Decision Tree Model KFold cross validation average score is: 0.862
Best mean cross-validation score of decision tree: 0.881
Best parameter of decision tree: {'max_depth': 17}


#### Random Forest

In [15]:
from sklearn.ensemble import RandomForestClassifier

forest_classifier = RandomForestClassifier(random_state=0)
forest_classifier.fit(X_train, y_train)
forest_classifier.score(X_test, y_test)

0.906396255850234

In [16]:
from sklearn.model_selection import KFold
from sklearn.model_selection import cross_val_score
from sklearn.model_selection import GridSearchCV

kfold = KFold(n_splits = 10, shuffle = True, random_state = 5)
max_depth = {'max_depth': np.arange(1, 20, 1)}
forest = RandomForestClassifier()
grid_forest = GridSearchCV(forest, param_grid = max_depth, cv = kfold)
grid_forest.fit(X_train, y_train)
cv_forest = cross_val_score(grid_forest, X_test, y_test)

print("Random Forest Model KFold cross validation average score is: {:.3f}".format(np.mean(cv_forest)))
print("Best mean cross-validation score of Random Forest: {:.3f}".format(grid_forest.best_score_))
print("Best parameter of Random Forest: {}".format(grid_forest.best_params_))
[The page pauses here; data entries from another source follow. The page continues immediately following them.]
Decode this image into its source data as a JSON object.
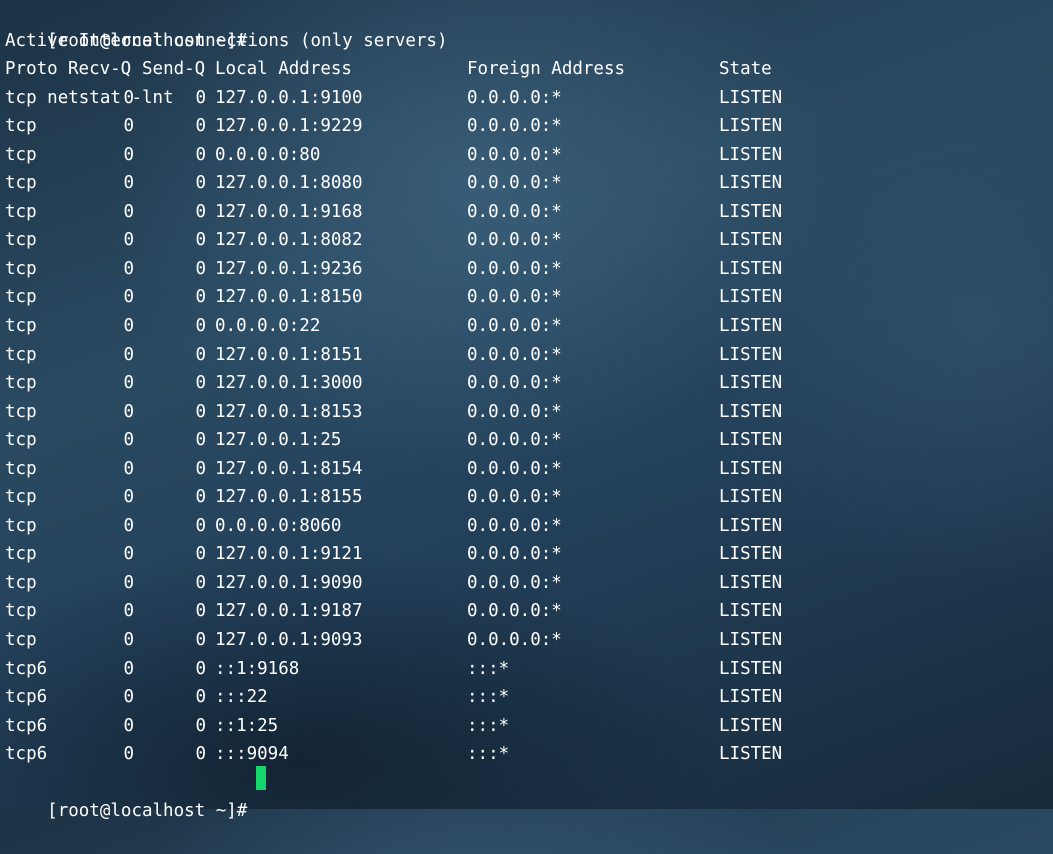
{
  "terminal": {
    "prompt": "[root@localhost ~]#",
    "command": "netstat -lnt",
    "heading": "Active Internet connections (only servers)",
    "columns": {
      "proto": "Proto",
      "recv_q": "Recv-Q",
      "send_q": "Send-Q",
      "local": "Local Address",
      "foreign": "Foreign Address",
      "state": "State"
    },
    "rows": [
      {
        "proto": "tcp",
        "recv_q": "0",
        "send_q": "0",
        "local": "127.0.0.1:9100",
        "foreign": "0.0.0.0:*",
        "state": "LISTEN"
      },
      {
        "proto": "tcp",
        "recv_q": "0",
        "send_q": "0",
        "local": "127.0.0.1:9229",
        "foreign": "0.0.0.0:*",
        "state": "LISTEN"
      },
      {
        "proto": "tcp",
        "recv_q": "0",
        "send_q": "0",
        "local": "0.0.0.0:80",
        "foreign": "0.0.0.0:*",
        "state": "LISTEN"
      },
      {
        "proto": "tcp",
        "recv_q": "0",
        "send_q": "0",
        "local": "127.0.0.1:8080",
        "foreign": "0.0.0.0:*",
        "state": "LISTEN"
      },
      {
        "proto": "tcp",
        "recv_q": "0",
        "send_q": "0",
        "local": "127.0.0.1:9168",
        "foreign": "0.0.0.0:*",
        "state": "LISTEN"
      },
      {
        "proto": "tcp",
        "recv_q": "0",
        "send_q": "0",
        "local": "127.0.0.1:8082",
        "foreign": "0.0.0.0:*",
        "state": "LISTEN"
      },
      {
        "proto": "tcp",
        "recv_q": "0",
        "send_q": "0",
        "local": "127.0.0.1:9236",
        "foreign": "0.0.0.0:*",
        "state": "LISTEN"
      },
      {
        "proto": "tcp",
        "recv_q": "0",
        "send_q": "0",
        "local": "127.0.0.1:8150",
        "foreign": "0.0.0.0:*",
        "state": "LISTEN"
      },
      {
        "proto": "tcp",
        "recv_q": "0",
        "send_q": "0",
        "local": "0.0.0.0:22",
        "foreign": "0.0.0.0:*",
        "state": "LISTEN"
      },
      {
        "proto": "tcp",
        "recv_q": "0",
        "send_q": "0",
        "local": "127.0.0.1:8151",
        "foreign": "0.0.0.0:*",
        "state": "LISTEN"
      },
      {
        "proto": "tcp",
        "recv_q": "0",
        "send_q": "0",
        "local": "127.0.0.1:3000",
        "foreign": "0.0.0.0:*",
        "state": "LISTEN"
      },
      {
        "proto": "tcp",
        "recv_q": "0",
        "send_q": "0",
        "local": "127.0.0.1:8153",
        "foreign": "0.0.0.0:*",
        "state": "LISTEN"
      },
      {
        "proto": "tcp",
        "recv_q": "0",
        "send_q": "0",
        "local": "127.0.0.1:25",
        "foreign": "0.0.0.0:*",
        "state": "LISTEN"
      },
      {
        "proto": "tcp",
        "recv_q": "0",
        "send_q": "0",
        "local": "127.0.0.1:8154",
        "foreign": "0.0.0.0:*",
        "state": "LISTEN"
      },
      {
        "proto": "tcp",
        "recv_q": "0",
        "send_q": "0",
        "local": "127.0.0.1:8155",
        "foreign": "0.0.0.0:*",
        "state": "LISTEN"
      },
      {
        "proto": "tcp",
        "recv_q": "0",
        "send_q": "0",
        "local": "0.0.0.0:8060",
        "foreign": "0.0.0.0:*",
        "state": "LISTEN"
      },
      {
        "proto": "tcp",
        "recv_q": "0",
        "send_q": "0",
        "local": "127.0.0.1:9121",
        "foreign": "0.0.0.0:*",
        "state": "LISTEN"
      },
      {
        "proto": "tcp",
        "recv_q": "0",
        "send_q": "0",
        "local": "127.0.0.1:9090",
        "foreign": "0.0.0.0:*",
        "state": "LISTEN"
      },
      {
        "proto": "tcp",
        "recv_q": "0",
        "send_q": "0",
        "local": "127.0.0.1:9187",
        "foreign": "0.0.0.0:*",
        "state": "LISTEN"
      },
      {
        "proto": "tcp",
        "recv_q": "0",
        "send_q": "0",
        "local": "127.0.0.1:9093",
        "foreign": "0.0.0.0:*",
        "state": "LISTEN"
      },
      {
        "proto": "tcp6",
        "recv_q": "0",
        "send_q": "0",
        "local": "::1:9168",
        "foreign": ":::*",
        "state": "LISTEN"
      },
      {
        "proto": "tcp6",
        "recv_q": "0",
        "send_q": "0",
        "local": ":::22",
        "foreign": ":::*",
        "state": "LISTEN"
      },
      {
        "proto": "tcp6",
        "recv_q": "0",
        "send_q": "0",
        "local": "::1:25",
        "foreign": ":::*",
        "state": "LISTEN"
      },
      {
        "proto": "tcp6",
        "recv_q": "0",
        "send_q": "0",
        "local": ":::9094",
        "foreign": ":::*",
        "state": "LISTEN"
      }
    ],
    "cursor_color": "#14d66b",
    "text_color": "#ffffff"
  }
}
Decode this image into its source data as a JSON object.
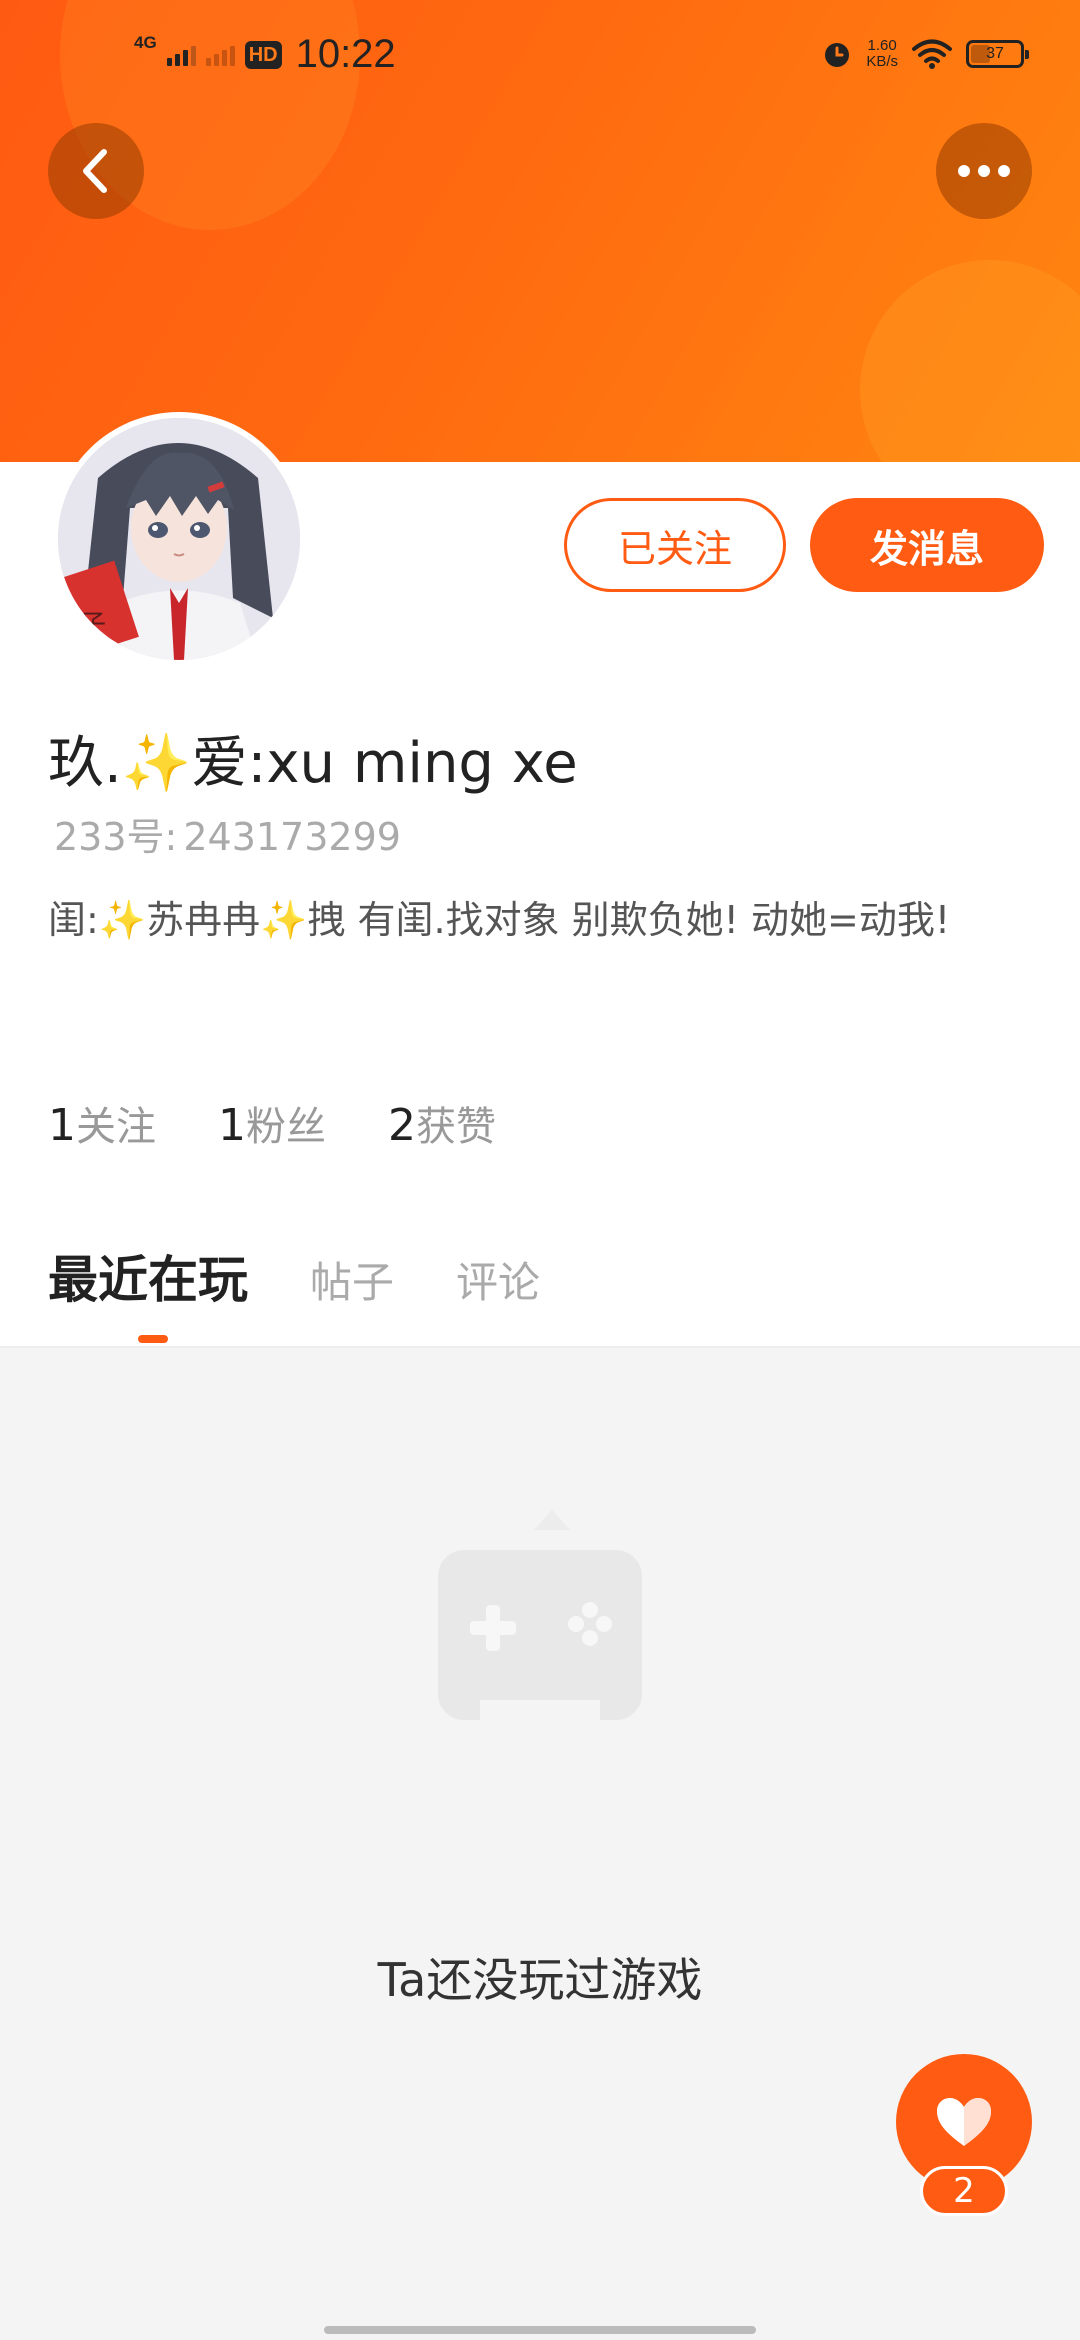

Random Forest Model KFold cross validation average score is: 0.789
Best mean cross-validation score of Random Forest: 0.901
Best parameter of Random Forest: {'max_depth': 16}


**Conclusion:**
- Random Forest has the highest score using the original model, but its cross validation score is not high, which means it might be unstable, so I might need to compare decision tree and random forest.
- The best parameter for random forest is when the max depth equals to 16.